Potential for current, but more likely surge and/or high seas. I saw a buddy get caught in such a strong surge on a wreck once that from below it looked like he was reenacting a scene from a Kung Fu movie. (Rolled over the top and blown right over the other side.)

Sometimes a layer of as we like to call it pea soup, close to the surface making the lines, the boat, the surface, the wreck, the bottom of the ocean all hard to see until you're pretty close.

Cold water, while in the summer often very hot on the surface, adding more potential for fatigue and or heat exhaustion. I was once out where it was mid 90s on the surface, low 50s at depth, with 5' seas. Most of the divers bailed on the second dive simply because of heat exhaustion.

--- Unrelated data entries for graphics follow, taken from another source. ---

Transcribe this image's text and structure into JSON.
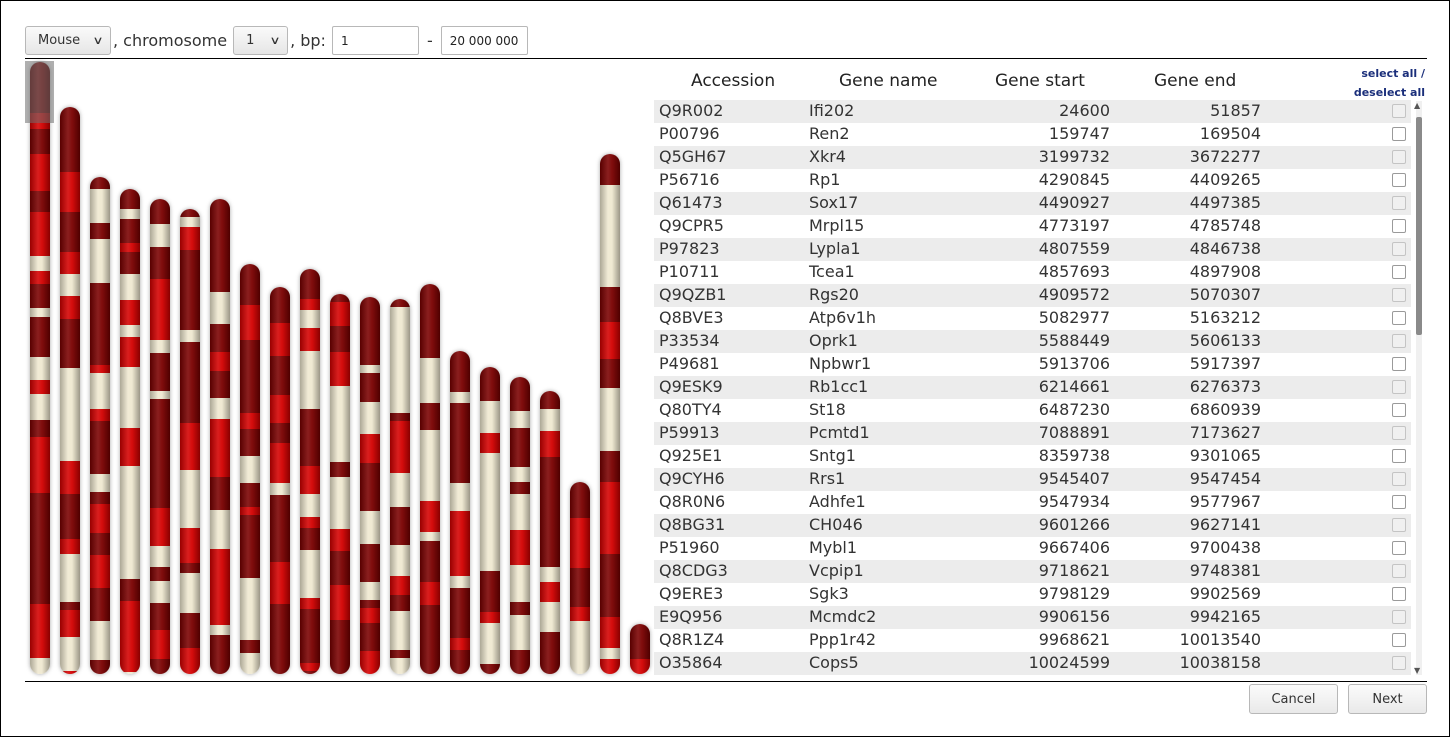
{
  "controls": {
    "species": "Mouse",
    "chromosome_prefix": ", chromosome",
    "chromosome": "1",
    "bp_prefix": ", bp:",
    "bp_from": "1",
    "range_separator": "-",
    "bp_to": "20 000 000"
  },
  "table": {
    "headers": {
      "accession": "Accession",
      "gene_name": "Gene name",
      "gene_start": "Gene start",
      "gene_end": "Gene end"
    },
    "select_all": "select all /",
    "deselect_all": "deselect all",
    "rows": [
      {
        "accession": "Q9R002",
        "gene_name": "Ifi202",
        "start": "24600",
        "end": "51857"
      },
      {
        "accession": "P00796",
        "gene_name": "Ren2",
        "start": "159747",
        "end": "169504"
      },
      {
        "accession": "Q5GH67",
        "gene_name": "Xkr4",
        "start": "3199732",
        "end": "3672277"
      },
      {
        "accession": "P56716",
        "gene_name": "Rp1",
        "start": "4290845",
        "end": "4409265"
      },
      {
        "accession": "Q61473",
        "gene_name": "Sox17",
        "start": "4490927",
        "end": "4497385"
      },
      {
        "accession": "Q9CPR5",
        "gene_name": "Mrpl15",
        "start": "4773197",
        "end": "4785748"
      },
      {
        "accession": "P97823",
        "gene_name": "Lypla1",
        "start": "4807559",
        "end": "4846738"
      },
      {
        "accession": "P10711",
        "gene_name": "Tcea1",
        "start": "4857693",
        "end": "4897908"
      },
      {
        "accession": "Q9QZB1",
        "gene_name": "Rgs20",
        "start": "4909572",
        "end": "5070307"
      },
      {
        "accession": "Q8BVE3",
        "gene_name": "Atp6v1h",
        "start": "5082977",
        "end": "5163212"
      },
      {
        "accession": "P33534",
        "gene_name": "Oprk1",
        "start": "5588449",
        "end": "5606133"
      },
      {
        "accession": "P49681",
        "gene_name": "Npbwr1",
        "start": "5913706",
        "end": "5917397"
      },
      {
        "accession": "Q9ESK9",
        "gene_name": "Rb1cc1",
        "start": "6214661",
        "end": "6276373"
      },
      {
        "accession": "Q80TY4",
        "gene_name": "St18",
        "start": "6487230",
        "end": "6860939"
      },
      {
        "accession": "P59913",
        "gene_name": "Pcmtd1",
        "start": "7088891",
        "end": "7173627"
      },
      {
        "accession": "Q925E1",
        "gene_name": "Sntg1",
        "start": "8359738",
        "end": "9301065"
      },
      {
        "accession": "Q9CYH6",
        "gene_name": "Rrs1",
        "start": "9545407",
        "end": "9547454"
      },
      {
        "accession": "Q8R0N6",
        "gene_name": "Adhfe1",
        "start": "9547934",
        "end": "9577967"
      },
      {
        "accession": "Q8BG31",
        "gene_name": "CH046",
        "start": "9601266",
        "end": "9627141"
      },
      {
        "accession": "P51960",
        "gene_name": "Mybl1",
        "start": "9667406",
        "end": "9700438"
      },
      {
        "accession": "Q8CDG3",
        "gene_name": "Vcpip1",
        "start": "9718621",
        "end": "9748381"
      },
      {
        "accession": "Q9ERE3",
        "gene_name": "Sgk3",
        "start": "9798129",
        "end": "9902569"
      },
      {
        "accession": "E9Q956",
        "gene_name": "Mcmdc2",
        "start": "9906156",
        "end": "9942165"
      },
      {
        "accession": "Q8R1Z4",
        "gene_name": "Ppp1r42",
        "start": "9968621",
        "end": "10013540"
      },
      {
        "accession": "O35864",
        "gene_name": "Cops5",
        "start": "10024599",
        "end": "10038158"
      }
    ]
  },
  "buttons": {
    "cancel": "Cancel",
    "next": "Next"
  },
  "colors": {
    "band_dark": "#7a0000",
    "band_red": "#d40000",
    "band_light": "#efe8d0",
    "link": "#1a2e7a"
  }
}
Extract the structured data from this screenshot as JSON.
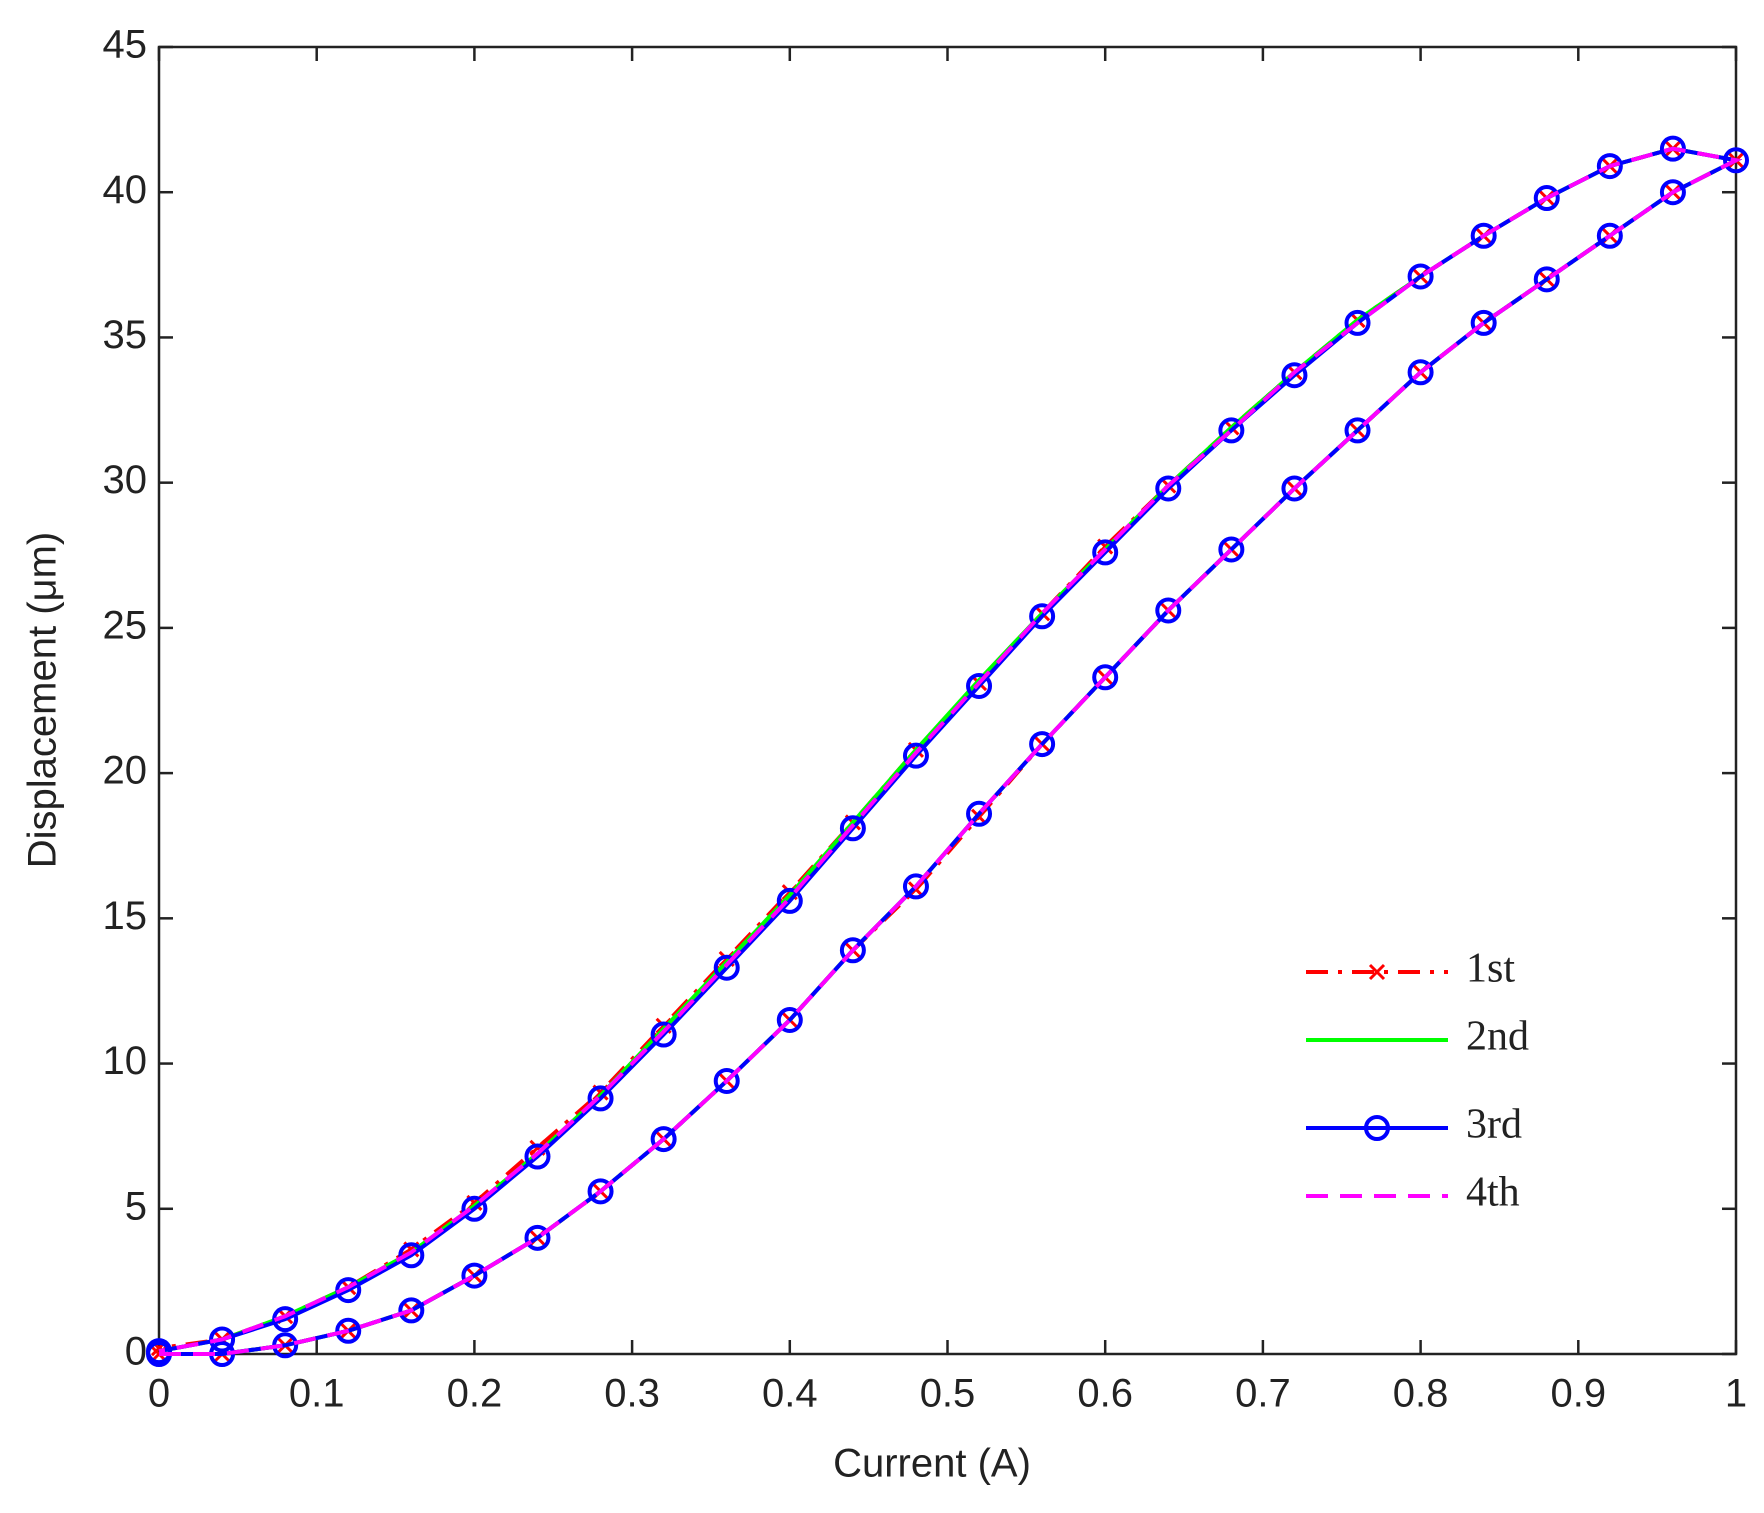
{
  "chart_data": {
    "type": "line",
    "x_label": "Current (A)",
    "y_label": "Displacement (μm)",
    "x": [
      0,
      0.04,
      0.08,
      0.12,
      0.16,
      0.2,
      0.24,
      0.28,
      0.32,
      0.36,
      0.4,
      0.44,
      0.48,
      0.52,
      0.56,
      0.6,
      0.64,
      0.68,
      0.72,
      0.76,
      0.8,
      0.84,
      0.88,
      0.92,
      0.96,
      1,
      0.96,
      0.92,
      0.88,
      0.84,
      0.8,
      0.76,
      0.72,
      0.68,
      0.64,
      0.6,
      0.56,
      0.52,
      0.48,
      0.44,
      0.4,
      0.36,
      0.32,
      0.28,
      0.24,
      0.2,
      0.16,
      0.12,
      0.08,
      0.04,
      0
    ],
    "series": [
      {
        "name": "1st",
        "color": "#ff0000",
        "linestyle": "-.",
        "marker": "x",
        "values": [
          0,
          0,
          0.3,
          0.8,
          1.5,
          2.7,
          4.0,
          5.6,
          7.4,
          9.4,
          11.5,
          13.9,
          16.0,
          18.5,
          21.0,
          23.3,
          25.6,
          27.7,
          29.8,
          31.8,
          33.8,
          35.5,
          37.0,
          38.5,
          40.0,
          41.1,
          41.5,
          40.9,
          39.8,
          38.5,
          37.1,
          35.6,
          33.8,
          31.9,
          29.9,
          27.8,
          25.5,
          23.1,
          20.8,
          18.3,
          15.9,
          13.6,
          11.3,
          9.0,
          7.1,
          5.2,
          3.6,
          2.3,
          1.3,
          0.5,
          0.2
        ]
      },
      {
        "name": "2nd",
        "color": "#00ff00",
        "linestyle": "-",
        "marker": null,
        "values": [
          0,
          0,
          0.3,
          0.8,
          1.5,
          2.7,
          4.0,
          5.6,
          7.4,
          9.4,
          11.5,
          13.9,
          16.1,
          18.6,
          21.0,
          23.3,
          25.6,
          27.7,
          29.8,
          31.8,
          33.8,
          35.5,
          37.0,
          38.5,
          40.0,
          41.1,
          41.5,
          40.9,
          39.8,
          38.5,
          37.1,
          35.6,
          33.8,
          31.9,
          29.9,
          27.7,
          25.5,
          23.2,
          20.8,
          18.3,
          15.8,
          13.5,
          11.2,
          8.9,
          6.9,
          5.1,
          3.5,
          2.3,
          1.3,
          0.5,
          0.1
        ]
      },
      {
        "name": "3rd",
        "color": "#0000ff",
        "linestyle": "-",
        "marker": "o",
        "values": [
          0,
          0,
          0.3,
          0.8,
          1.5,
          2.7,
          4.0,
          5.6,
          7.4,
          9.4,
          11.5,
          13.9,
          16.1,
          18.6,
          21.0,
          23.3,
          25.6,
          27.7,
          29.8,
          31.8,
          33.8,
          35.5,
          37.0,
          38.5,
          40.0,
          41.1,
          41.5,
          40.9,
          39.8,
          38.5,
          37.1,
          35.5,
          33.7,
          31.8,
          29.8,
          27.6,
          25.4,
          23.0,
          20.6,
          18.1,
          15.6,
          13.3,
          11.0,
          8.8,
          6.8,
          5.0,
          3.4,
          2.2,
          1.2,
          0.5,
          0.1
        ]
      },
      {
        "name": "4th",
        "color": "#ff00ff",
        "linestyle": "--",
        "marker": null,
        "values": [
          0,
          0,
          0.3,
          0.8,
          1.5,
          2.7,
          4.0,
          5.6,
          7.4,
          9.4,
          11.5,
          13.9,
          16.1,
          18.6,
          21.0,
          23.3,
          25.6,
          27.7,
          29.8,
          31.8,
          33.8,
          35.5,
          37.0,
          38.5,
          40.0,
          41.1,
          41.5,
          40.9,
          39.8,
          38.5,
          37.1,
          35.5,
          33.8,
          31.8,
          29.9,
          27.7,
          25.5,
          23.1,
          20.7,
          18.2,
          15.7,
          13.4,
          11.1,
          8.9,
          6.9,
          5.1,
          3.5,
          2.3,
          1.3,
          0.5,
          0.1
        ]
      }
    ],
    "xlim": [
      0,
      1
    ],
    "xticks": [
      0,
      0.1,
      0.2,
      0.3,
      0.4,
      0.5,
      0.6,
      0.7,
      0.8,
      0.9,
      1
    ],
    "ylim": [
      0,
      45
    ],
    "yticks": [
      0,
      5,
      10,
      15,
      20,
      25,
      30,
      35,
      40,
      45
    ],
    "grid": false,
    "legend": "lower right"
  }
}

Doesn't matter how good your skills are or how big and strong you are, when conditions suck you're going to get tossed around like a rag doll. This rig simply makes it safer, easier, and faster to get out of unfavorable surface conditions.

So, if we're talking Caribbean, I'll agree it is kind of a crutch, but up here if a boat doesn't have at least a granny line then it's an accident waiting to happen.

The Carolina rig is even better, because in high seas, it allows you to easily get down and out of the way of a rolling boat. I have a friend who dives the Empress every year, who's actually making one for the boat they use. He told me the biggest reason for aborted dives are people getting the **** kicked out of them by the boat on the surface.

One of my first local dives I bailed on, after I started hyperventilating at 15' and couldn't get any air from my reg. Although I was a newbie and nervous, to this day I think the biggest cause was just exhaustion from descending along a granny line in rough seas, while trying not to get slammed by a rolling boat, and eventually getting my bailout tangled in the granny line, which was hard to avoid due to the degree to which I was getting tossed around. A Carolina rig would have allowed me to drop straight down, to 15-20 feet without getting caught in that line, and I very likely would have completed that dive. No, there wasn't much current, but doing a free descent, in 70', 7 miles out, in not the greatest vis, at night is just stupid.

Maybe I'm overdramatizing, there are many days where it's beautiful out there. Calm seas and great vis. But it can change fast, and the conditions I noted above aren't uncommon. So do you plan for those nice days or do you prepare for the worst?

Lastly - I'm a cat with a single i/o, so it's very unlikely the rig would get caught in my prop.